Пусть стоит. Я стану ждать.
Димке хорошо — рабочая карточка (он работал на месте своего отца в паровозном депо).
Кстати, где же Венка и Ким? На работе? Бродят?.. Это хорошо, что их нет, а то бы стали шутить и загибать мне салазки. Или, схватив за виски, поднимали бы вверх показывать Москву.
От скуки я стал ковыряться в инструментальном столе братьев. Они богатые — тисы, щипцы, подпилки разной величины. Много всего. Мастера.
У меня же странно косолапые отношения с инструментами.
Я мог все придумать, а сделать ничего не умел. Вот, придумал разборные сани для поездок в деревню, но делать их придется Димке. А тот умел все делать. Сейчас он делал финские ножи. На столе лежали заготовки ножей — несколько стершихся напильников. Один нож закончен — полированное чудо! У ножа наборная рукоятка. Набирал ее Димка из кусочков старых мыльниц, выровненных под прессом, и кусочков плексигласа. Он опиливал, формовал ручку, шлифовал ее шкуркой и хромовым порошком — до игры зайчиков.
Я взял нож — и тотчас увидел фашиста. Тот шел прямо на меня. Крикнув «Гитлер капут», я поразил его точным ударом.
— Пока фриц корчился на полу, я положил нож и стал искать ружье. Мне хотелось подержать его в руках.
В четырнадцать лет все время мне хотелось есть, и было скучно без ружья в руках. Я хотел вертеть его целыми днями, хотел вскидывать и целиться. Охота же для меня была непрерывным счастьем.
Я охотился с отцовской тулкой.
Димка купил себе «фроловку» — одностволку 28 калибра, переделанную в дробовик из трехлинейки.
Но дома и ружья не было. Нигде. Скучно.
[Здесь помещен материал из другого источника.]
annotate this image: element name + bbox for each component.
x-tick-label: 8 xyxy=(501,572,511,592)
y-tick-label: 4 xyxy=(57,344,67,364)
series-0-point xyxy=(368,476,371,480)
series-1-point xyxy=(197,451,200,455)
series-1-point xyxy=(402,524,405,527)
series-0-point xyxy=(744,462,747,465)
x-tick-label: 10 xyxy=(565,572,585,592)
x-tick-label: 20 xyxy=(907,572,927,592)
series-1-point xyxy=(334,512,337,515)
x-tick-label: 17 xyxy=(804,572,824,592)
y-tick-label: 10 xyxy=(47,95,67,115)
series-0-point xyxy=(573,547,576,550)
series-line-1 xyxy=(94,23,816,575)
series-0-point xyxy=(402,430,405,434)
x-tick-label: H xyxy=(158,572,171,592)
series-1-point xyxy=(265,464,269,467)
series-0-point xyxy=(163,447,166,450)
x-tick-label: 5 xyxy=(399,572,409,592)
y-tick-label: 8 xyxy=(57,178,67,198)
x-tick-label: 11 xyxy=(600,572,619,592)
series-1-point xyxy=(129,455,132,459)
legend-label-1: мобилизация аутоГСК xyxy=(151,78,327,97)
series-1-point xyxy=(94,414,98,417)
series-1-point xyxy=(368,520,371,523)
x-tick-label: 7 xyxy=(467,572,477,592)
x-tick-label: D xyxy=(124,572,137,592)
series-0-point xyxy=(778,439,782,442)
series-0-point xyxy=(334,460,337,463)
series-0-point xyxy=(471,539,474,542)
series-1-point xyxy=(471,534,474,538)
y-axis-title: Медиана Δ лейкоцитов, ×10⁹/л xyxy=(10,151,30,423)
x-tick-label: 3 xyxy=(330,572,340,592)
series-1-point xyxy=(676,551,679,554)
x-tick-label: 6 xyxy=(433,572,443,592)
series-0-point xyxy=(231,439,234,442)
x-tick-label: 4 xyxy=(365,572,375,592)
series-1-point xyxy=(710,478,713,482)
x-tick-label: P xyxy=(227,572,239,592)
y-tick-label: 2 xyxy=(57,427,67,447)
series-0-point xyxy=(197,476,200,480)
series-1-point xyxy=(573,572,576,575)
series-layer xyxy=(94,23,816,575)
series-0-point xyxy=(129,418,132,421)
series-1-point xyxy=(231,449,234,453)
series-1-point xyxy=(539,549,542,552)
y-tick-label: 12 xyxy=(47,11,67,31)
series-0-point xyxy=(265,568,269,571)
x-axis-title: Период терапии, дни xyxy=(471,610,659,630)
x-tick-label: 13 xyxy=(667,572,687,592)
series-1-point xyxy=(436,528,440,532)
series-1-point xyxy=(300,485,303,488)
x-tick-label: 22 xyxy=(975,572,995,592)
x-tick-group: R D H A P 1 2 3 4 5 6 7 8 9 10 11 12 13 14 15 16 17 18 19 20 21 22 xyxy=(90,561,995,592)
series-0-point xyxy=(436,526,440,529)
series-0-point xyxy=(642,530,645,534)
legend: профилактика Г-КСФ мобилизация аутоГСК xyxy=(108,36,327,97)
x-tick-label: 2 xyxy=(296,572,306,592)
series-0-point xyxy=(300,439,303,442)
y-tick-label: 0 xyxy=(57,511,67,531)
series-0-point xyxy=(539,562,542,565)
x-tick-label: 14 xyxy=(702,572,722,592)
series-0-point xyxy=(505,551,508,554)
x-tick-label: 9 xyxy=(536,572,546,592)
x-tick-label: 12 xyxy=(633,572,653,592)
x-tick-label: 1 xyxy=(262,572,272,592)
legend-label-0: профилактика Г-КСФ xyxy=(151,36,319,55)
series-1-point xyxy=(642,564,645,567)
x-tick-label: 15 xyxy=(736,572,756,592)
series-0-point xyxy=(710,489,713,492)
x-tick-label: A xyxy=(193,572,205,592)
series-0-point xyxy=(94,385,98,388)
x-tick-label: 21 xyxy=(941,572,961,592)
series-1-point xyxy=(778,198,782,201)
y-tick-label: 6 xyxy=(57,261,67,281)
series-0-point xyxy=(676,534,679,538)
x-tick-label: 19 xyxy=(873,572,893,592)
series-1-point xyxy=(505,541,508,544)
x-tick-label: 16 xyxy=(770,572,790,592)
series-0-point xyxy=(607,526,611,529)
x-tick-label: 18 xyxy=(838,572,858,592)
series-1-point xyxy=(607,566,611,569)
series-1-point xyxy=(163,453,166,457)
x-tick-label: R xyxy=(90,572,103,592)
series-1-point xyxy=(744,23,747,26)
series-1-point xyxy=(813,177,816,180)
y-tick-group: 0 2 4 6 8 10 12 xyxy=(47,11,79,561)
Я из окна стал рассматривать двор: сарай без крыши (ее сожгли), черное пятно помойки и забор. Доски оторваны, от забора оставались столбы и продольные синие жерди.
На них сидят две сороки. Неподвижные.
Сороки… В город они прилетают с первыми морозами — кормиться.
Но спать каждый день они улетали в лес. Вечером, на закате.
Летели сороки высоко, скрипя морожеными крыльями. Закат румянил их белые животы.
А вот прилет их в город я никогда не видел.
Только чуть рассветает, а в окно уже видишь сорок, сидящих на заборах, деревьях и дымовых трубах.